Earthquakes: Here are several tips you can do now to prepare
Quake risk
It’s only a matter of time before another significant earthquake comes to California. Since September is National Preparedness Month, here are a few tips and a historic look at our quakes.
What you can do today
Prepare and protect your home before an earthquake. Decrease your risk of damage and injury from an earthquake by identifying possible home hazards. Complete your earthquake plan by identifying and securing the following hazards:
- Tall, heavy furniture that could topple, such as bookcases, china cabinets, or modular wall units.
- Water heaters that are not up to California code could rupture.
- Stoves and appliances that could move enough to rupture gas or electrical lines.
- Hanging plants in heavy pots that could swing free of hooks.
- Heavy picture frames or mirrors over a bed.
- Latches on kitchen cabinets or other cabinets that will not hold the door closed during shaking.
- Breakables or heavy objects that are kept on high or open shelves.
- A masonry chimney that could crumble and fall through an unsupported roof into your home.
- Flammable liquids, such as painting or cleaning products, which would be safer in a garage or outside in a shed.
You can learn about earthquake insurance at the California Department of Insurance.
If you have homeowners insurance in California, your company must offer to sell you earthquake insurance. It must offer this every other year.
There are limits on what earthquake insurance pays. The purpose of earthquake insurance is to help put a roof back over your head. It does not replace everything you lost.
The offer must be in writing. It must tell you the amounts it covers, the deductible and the premium.

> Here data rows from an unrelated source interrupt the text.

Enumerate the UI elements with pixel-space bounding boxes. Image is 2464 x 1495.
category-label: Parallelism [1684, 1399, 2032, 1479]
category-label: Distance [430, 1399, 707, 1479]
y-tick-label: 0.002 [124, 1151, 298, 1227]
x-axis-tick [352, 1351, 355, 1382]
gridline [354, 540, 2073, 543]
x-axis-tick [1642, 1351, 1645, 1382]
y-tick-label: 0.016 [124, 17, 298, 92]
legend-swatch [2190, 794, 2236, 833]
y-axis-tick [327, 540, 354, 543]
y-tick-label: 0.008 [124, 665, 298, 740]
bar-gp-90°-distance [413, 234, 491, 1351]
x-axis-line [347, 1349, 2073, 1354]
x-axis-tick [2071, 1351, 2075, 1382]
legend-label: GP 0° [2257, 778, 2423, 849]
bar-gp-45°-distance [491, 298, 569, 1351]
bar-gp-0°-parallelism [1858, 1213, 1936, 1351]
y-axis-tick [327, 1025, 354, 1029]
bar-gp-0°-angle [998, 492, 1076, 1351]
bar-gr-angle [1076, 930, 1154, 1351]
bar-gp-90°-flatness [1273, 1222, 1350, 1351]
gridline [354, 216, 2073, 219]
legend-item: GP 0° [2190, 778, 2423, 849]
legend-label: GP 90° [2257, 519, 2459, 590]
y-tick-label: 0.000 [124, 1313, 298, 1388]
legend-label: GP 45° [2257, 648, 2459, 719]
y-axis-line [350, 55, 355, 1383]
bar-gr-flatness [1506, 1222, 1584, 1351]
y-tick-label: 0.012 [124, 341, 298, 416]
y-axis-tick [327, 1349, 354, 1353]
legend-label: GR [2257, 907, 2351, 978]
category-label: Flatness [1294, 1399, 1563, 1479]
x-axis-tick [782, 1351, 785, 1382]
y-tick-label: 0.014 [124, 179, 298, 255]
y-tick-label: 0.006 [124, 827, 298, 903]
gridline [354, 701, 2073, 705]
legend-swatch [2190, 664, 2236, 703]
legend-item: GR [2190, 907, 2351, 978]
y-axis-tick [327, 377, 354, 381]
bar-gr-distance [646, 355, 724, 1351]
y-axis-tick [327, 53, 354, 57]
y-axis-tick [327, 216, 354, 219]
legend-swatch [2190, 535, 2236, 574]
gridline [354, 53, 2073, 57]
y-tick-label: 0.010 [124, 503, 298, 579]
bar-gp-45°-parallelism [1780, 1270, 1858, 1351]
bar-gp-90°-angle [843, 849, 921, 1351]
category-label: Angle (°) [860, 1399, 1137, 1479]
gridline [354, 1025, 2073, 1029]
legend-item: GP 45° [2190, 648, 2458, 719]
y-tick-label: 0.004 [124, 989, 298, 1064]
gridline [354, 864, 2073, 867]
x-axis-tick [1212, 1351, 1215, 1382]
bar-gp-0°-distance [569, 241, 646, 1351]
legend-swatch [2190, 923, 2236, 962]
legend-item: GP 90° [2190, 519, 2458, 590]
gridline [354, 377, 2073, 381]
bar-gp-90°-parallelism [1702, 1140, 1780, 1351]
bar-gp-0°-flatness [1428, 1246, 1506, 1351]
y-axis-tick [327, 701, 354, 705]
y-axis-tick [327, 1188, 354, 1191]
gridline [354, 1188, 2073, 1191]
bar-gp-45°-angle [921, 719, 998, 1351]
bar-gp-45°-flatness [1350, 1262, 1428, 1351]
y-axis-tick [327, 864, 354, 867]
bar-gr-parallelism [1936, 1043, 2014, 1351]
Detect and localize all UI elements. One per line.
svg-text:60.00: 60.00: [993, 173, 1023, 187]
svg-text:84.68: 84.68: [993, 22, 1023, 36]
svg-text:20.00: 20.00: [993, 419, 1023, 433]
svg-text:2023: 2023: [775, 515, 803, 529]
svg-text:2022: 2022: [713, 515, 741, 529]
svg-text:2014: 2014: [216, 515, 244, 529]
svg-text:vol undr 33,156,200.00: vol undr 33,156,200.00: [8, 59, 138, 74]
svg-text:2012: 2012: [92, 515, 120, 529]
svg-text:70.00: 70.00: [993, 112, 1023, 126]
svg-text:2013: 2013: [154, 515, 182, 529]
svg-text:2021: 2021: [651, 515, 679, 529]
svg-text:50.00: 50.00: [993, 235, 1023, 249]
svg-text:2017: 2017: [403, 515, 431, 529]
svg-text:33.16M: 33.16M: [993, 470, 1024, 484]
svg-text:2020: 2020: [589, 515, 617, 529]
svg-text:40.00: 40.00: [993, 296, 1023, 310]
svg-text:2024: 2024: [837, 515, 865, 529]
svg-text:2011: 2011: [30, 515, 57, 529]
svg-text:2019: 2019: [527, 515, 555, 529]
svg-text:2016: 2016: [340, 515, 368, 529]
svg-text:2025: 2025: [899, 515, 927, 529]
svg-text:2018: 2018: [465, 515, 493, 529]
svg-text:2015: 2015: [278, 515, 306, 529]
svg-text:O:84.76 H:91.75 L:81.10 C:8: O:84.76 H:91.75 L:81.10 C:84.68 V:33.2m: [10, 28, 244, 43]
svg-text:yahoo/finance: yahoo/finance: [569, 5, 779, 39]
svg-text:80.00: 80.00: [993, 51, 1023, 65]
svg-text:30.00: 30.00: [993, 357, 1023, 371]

You have 30 days to accept the offer.
The California Earthquake Authority provides the most earthquake insurance in California.
Learn more at:
This map is the National Seismic Hazard Model released earlier this year. The map displays the likelihood of damaging earthquake shaking in the United States over the next 100 years.
Plate movement
The rate of plate movement along the San Andreas Fault is approximately 1.3 inches each year – about the same rate your fingernails grow. A United States Geological Survey (USGS) report released in 2017 detailed a study of the southern San Andreas Fault. The study found evidence of 10 ground-rupturing earthquakes between magnitude 7.0 and 7.5 between 800 A.D. and 1857. Predictions based on the survey forecast a 16% chance of a magnitude 7.5 or larger earthquake near Kern County in the next 30 years.
Prediction models
The USGS cautions that although its most recent prediction model is vastly improved since the version in 2008, it is still an approximation. The USGS uses two kinds of scientific models to predict earthquake probability.
1. The earthquake rupture forecast shows where and when the Earth might slip along the state’s many faults.
2. The ground motion prediction model estimates the subsequent shaking given by one of the fault ruptures.
California’s Big Earthquakes
Below is a table of California’s significant earthquakes. These are earthquakes of magnitude greater than or equal to 6.5, or that caused loss of life or more than $200,000 in damage. The list is not adjusted for inflation. This table includes significant earthquakes having epicenters outside of California but within approximately 100 miles of California’s border. The list is from the most recent to 1933.
Above, the John Muir School in Long Beach, above, was damaged by a magnitude 6.4 earthquake on March 10, 1933. More than 230 school buildings were damaged by the quake which struck at 5:54 p.m. The devastation prompted the state to enact a series of earthquake building codes including one that mandated all school buildings be earthquake resistant.
The United States Geological Survey (USGS) estimates long-term quake hazards to give communities an assessment of risk in their area. More than two-thirds of the nation’s annualized earthquake losses will be in California, and in California, 80% of the losses will be in these 10 counties:
Top 10 counties by estimated annualized earthquake loss (percent of state total)
- Los Angeles (30.6%)
- Santa Clara (8.9%)
- Alameda (8%)
- Orange (7%)
- San Bernardino (6%)
- Riverside (5.6%)
- Contra Costa (4.6%)
- San Francisco (3.8%)
- San Mateo (3.5%)
- San Diego (3.3%)
Monitoring movement
In the late 1980s, the USGS monitored 16 faults (the main ones). In 1994, the 6.7 Northridge earthquake occurred on an unrecognized fault line. The quake is said to be the costliest earthquake in U.S. history, and scientists began to search and monitor many other fault lines in the state. In 2017, there were 350 fault lines monitored.